During a long run, the student’s muscles use oxygen faster than her lungs and blood can supply it. When the oxygen level becomes too low, the muscle cells switch from aerobic respiration to anaerobic respiration so they can keep producing some energy. Anaerobic respiration is less efficient and produces lactic acid as a waste product. As lactic acid builds up inside the muscle cells, it lowers the pH and interferes with normal enzyme function, causing pain and cramping.
A marine scientist notices that some shells of sea creatures are thinning in areas where ocean water has absorbed large amounts of carbon dioxide from the atmosphere.
Using particle-level reasoning, explain how CO₂ in the air can eventually reduce the strength of shells made of calcium carbonate (CaCO₃).
When carbon dioxide dissolves in seawater, it reacts with water to form carbonic acid. This acid releases hydrogen ions, which make the water more acidic. These hydrogen ions react with calcium carbonate in shells, breaking it down and turning it into soluble bicarbonate ions. Because the shell material dissolves faster in acidic conditions, the shells thin and weaken over time.

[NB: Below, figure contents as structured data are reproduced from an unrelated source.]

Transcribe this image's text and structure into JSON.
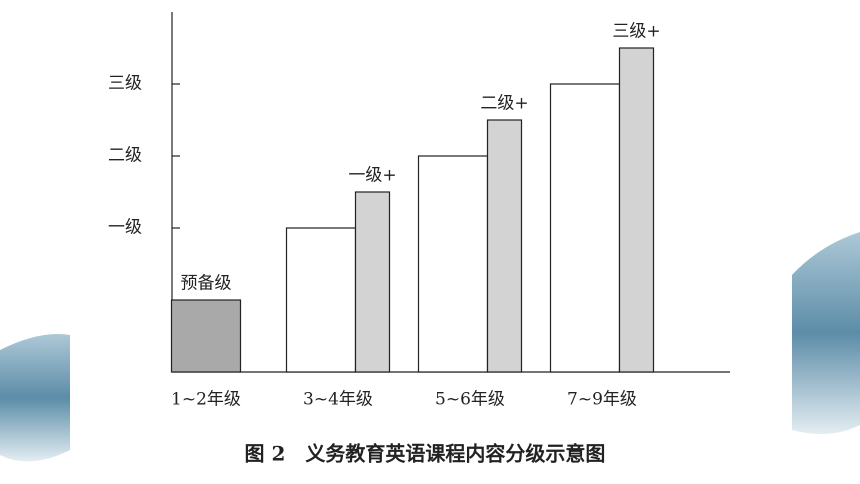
{
  "chart_data": {
    "type": "bar",
    "title": "图 2　义务教育英语课程内容分级示意图",
    "categories": [
      "1~2年级",
      "3~4年级",
      "5~6年级",
      "7~9年级"
    ],
    "series": [
      {
        "color": "#a9a9a9",
        "values": [
          1,
          null,
          null,
          null
        ],
        "value_labels": [
          "预备级",
          null,
          null,
          null
        ]
      },
      {
        "color": "#ffffff",
        "values": [
          null,
          2,
          3,
          4
        ]
      },
      {
        "color": "#d3d3d3",
        "values": [
          null,
          2.5,
          3.5,
          4.5
        ],
        "value_labels": [
          null,
          "一级+",
          "二级+",
          "三级+"
        ]
      }
    ],
    "ylim": [
      0,
      5
    ],
    "yticks": [
      {
        "value": 2,
        "label": "一级"
      },
      {
        "value": 3,
        "label": "二级"
      },
      {
        "value": 4,
        "label": "三级"
      }
    ]
  }
}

A cart is rolling across a smooth floor at constant speed. A student suddenly places a heavy block on top of the cart, but the cart does not stop, it just continues moving forward, now more slowly.
Explain why the cart slows down even though no external horizontal force acted on it.
Momentum is conserved because no external horizontal force acts.
When the heavy block is added, the total mass increases.